駅舎にしても、新宿駅・渋谷駅・池袋駅の“三横綱”は実用一点張りで、ヨーロッパの都市の中央駅のような建物としての芸術性は皆無に等しいです。わずかに東京駅の丸の内側駅舎にいくらか芸術の香りを感じるのみです。また、今学期の読解では、パリの駅は構内にピアノが置いてあって誰でも弾けるようになっているという内容の教材も扱いました。残念ながら、東京圏の駅は利用者が多すぎて遊び心を楽しむどころではないのです。

どこ出身の学生も、多かれ少なかれ、朝の身動きが取れないほどのラッシュにはショックを受けるようです。でも、日本、特に東京で留学生活を続けようと思うなら、これに打ち勝たなければなりません。そういう意味でも、頑張れ留学生!

欲がない

1月26日(木)

SさんがH大学の出願をどうすればいいか聞きに来ました。H大学から大学案内を取り寄せたけれども、参考になる資料が少なくて困っているとのことでした。自分の勉強したいことが本当に勉強できるか確認したいのに、肝心なことがさっぱり書いていないと言います。

どこの大学も学生の確保に必死なのに、Sさんのように本気で勉強したがっている受験生を取り逃がしかねないパンフレットなどあるのだろうかと思いながら、そのパンフレットを見ました。そうしたら、本当に書いていないんですねえ。これじゃあSさんが私のところに相談に来たのも無理はないと思いました。
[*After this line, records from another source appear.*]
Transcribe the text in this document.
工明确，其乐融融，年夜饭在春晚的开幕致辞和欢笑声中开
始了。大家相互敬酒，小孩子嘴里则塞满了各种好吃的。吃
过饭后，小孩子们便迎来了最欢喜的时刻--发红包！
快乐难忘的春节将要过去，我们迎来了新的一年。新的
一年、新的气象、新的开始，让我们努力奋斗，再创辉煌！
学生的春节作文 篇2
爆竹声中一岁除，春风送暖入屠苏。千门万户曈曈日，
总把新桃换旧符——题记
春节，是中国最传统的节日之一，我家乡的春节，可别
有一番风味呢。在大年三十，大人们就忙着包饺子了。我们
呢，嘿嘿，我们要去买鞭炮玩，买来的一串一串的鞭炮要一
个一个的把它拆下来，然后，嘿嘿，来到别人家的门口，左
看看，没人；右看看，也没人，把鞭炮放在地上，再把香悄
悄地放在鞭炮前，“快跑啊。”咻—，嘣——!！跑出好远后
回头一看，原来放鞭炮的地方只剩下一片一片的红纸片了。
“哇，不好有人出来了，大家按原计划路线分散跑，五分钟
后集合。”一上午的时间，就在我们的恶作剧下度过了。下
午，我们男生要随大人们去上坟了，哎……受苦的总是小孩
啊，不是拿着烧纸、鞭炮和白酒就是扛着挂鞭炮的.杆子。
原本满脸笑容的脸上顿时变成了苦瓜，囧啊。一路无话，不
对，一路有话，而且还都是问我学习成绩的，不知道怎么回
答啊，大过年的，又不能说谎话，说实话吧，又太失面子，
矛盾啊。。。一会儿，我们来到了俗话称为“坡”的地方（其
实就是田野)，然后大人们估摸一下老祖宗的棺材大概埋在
ないないと言っていても始まらないので、H大学のホームページを見てみました。パンフレットよりはましでしたが、依然として受験生が大学を知るのには大いに不足です。Sさんが狙っている学科にどんな専門の先生がいるのかさえも、最後までわからずじまいでした。研究上協力関係にある機関のホームページに飛ぶのはいいのですが、H大学自身の言葉でその研究について語ってもらいたかったです。他機関のホームページでは、H大学の立ち位置やその研究にかける熱意がわかりません。

それでも、SさんはH大学に行こうと考えています。A大学受験の際に、少し足を伸ばして訪れたHの町に引かれてしまったようです。こんな強力なファンが生まれたのに、そのファンの気持ちを揺るがすような学生募集資料しかないH大学は、欲がなくおおらかでもあり、商売下手で時流をつかみ損ねてもいます。

私もHの町が好きで、その町の人々に尊敬のまなざしで見つめられているH大学の学生はさぞかし幸せだろうと思っていました。それだけに、この広報力の低さにはがっかりさせられました。